Save Marrickville is part of the Better Future Coalition, a group of inner-west community groups that advocate for a ‘Better in my backyard’ — or BIMBY — approach, which calls for appropriate scale and density of developments, as well as meaningful community consultation.
Lockwood said around 60 members of the Sydney YIMBY community were at the vote.
“So, we were really happy with how many people turned out and the excitement that there was, despite the opposition.”
Groundswell of community action
Many members of these organisations — and even their founders and leaders — have never taken part in any form of activism before.

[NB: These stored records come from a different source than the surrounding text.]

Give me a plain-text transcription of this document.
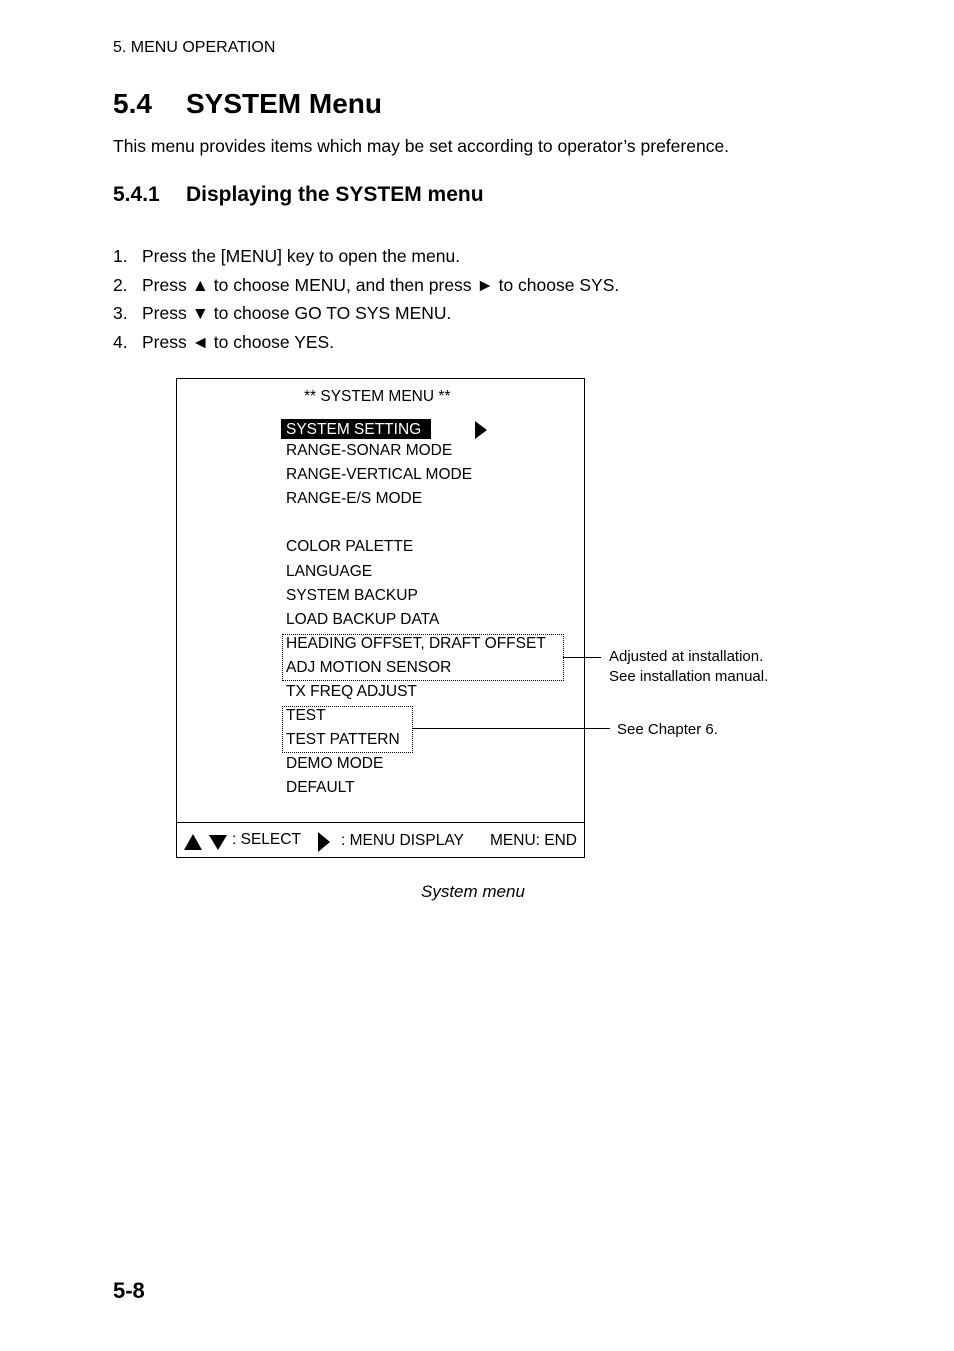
5. MENU OPERATION
5.4 SYSTEM Menu
This menu provides items which may be set according to operator’s preference.
5.4.1 Displaying the SYSTEM menu
1. Press the [MENU] key to open the menu.
2. Press ▲ to choose MENU, and then press ► to choose SYS.
3. Press ▼ to choose GO TO SYS MENU.
4. Press ◄ to choose YES.
** SYSTEM MENU **
SYSTEM SETTING
RANGE-SONAR MODE
RANGE-VERTICAL MODE
RANGE-E/S MODE
COLOR PALETTE
LANGUAGE
SYSTEM BACKUP
LOAD BACKUP DATA
HEADING OFFSET, DRAFT OFFSET
ADJ MOTION SENSOR
TX FREQ ADJUST
TEST
TEST PATTERN
DEMO MODE
DEFAULT
Adjusted at installation.
See installation manual.
See Chapter 6.
: SELECT	: MENU DISPLAY MENU: END
System menu
5-8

This type of activism, which is undertaken at local levels and can effect change quickly in communities, contrasts with other important movements like climate action, “which is much more difficult to affect locally”, O’Brien said.
Margo Cashman, a market researcher and one of the committee members of Save Dully, which advocates for a “pragmatic and positive vision” for Dulwich Hill in Sydney’s inner-west, said their organisation consists of “lay people” and residents who have little previous experience in activism.
“I think that’s what we’re feeling in the community — it’s a thirst for knowledge and to keep up-to-date and be a good citizen.”
The NIMBY and YIMBY divide
Professor Awais Piracha, an urban planning academic from Western Sydney University, told SBS News the so-called NIMBYs tend to be people from affluent, leafy and “white” dominant suburbs and their motivations for campaigning are less transparent than YIMBY groups.
Piracha said NIMBYs tend to be older groups of people who are better resourced and with time and money for activism, as compared to YIMBYs.
While community groups may define themselves more as BIMBYs, Piracha said he mostly rejects the term and the call for more consultation or alternative plans from councils is “just a way of kicking the ball in the tall grass” — a delaying tactic.
‘Divisive’ language
“I also, on a personal level, never like calling people names and those terms are used in derogatory ways, which I don’t think helps.”
O’Brien also said he believes the animosity and name-calling between both sides of the housing argument is more pronounced in Sydney than in Melbourne, likely due to the fact that more money is involved.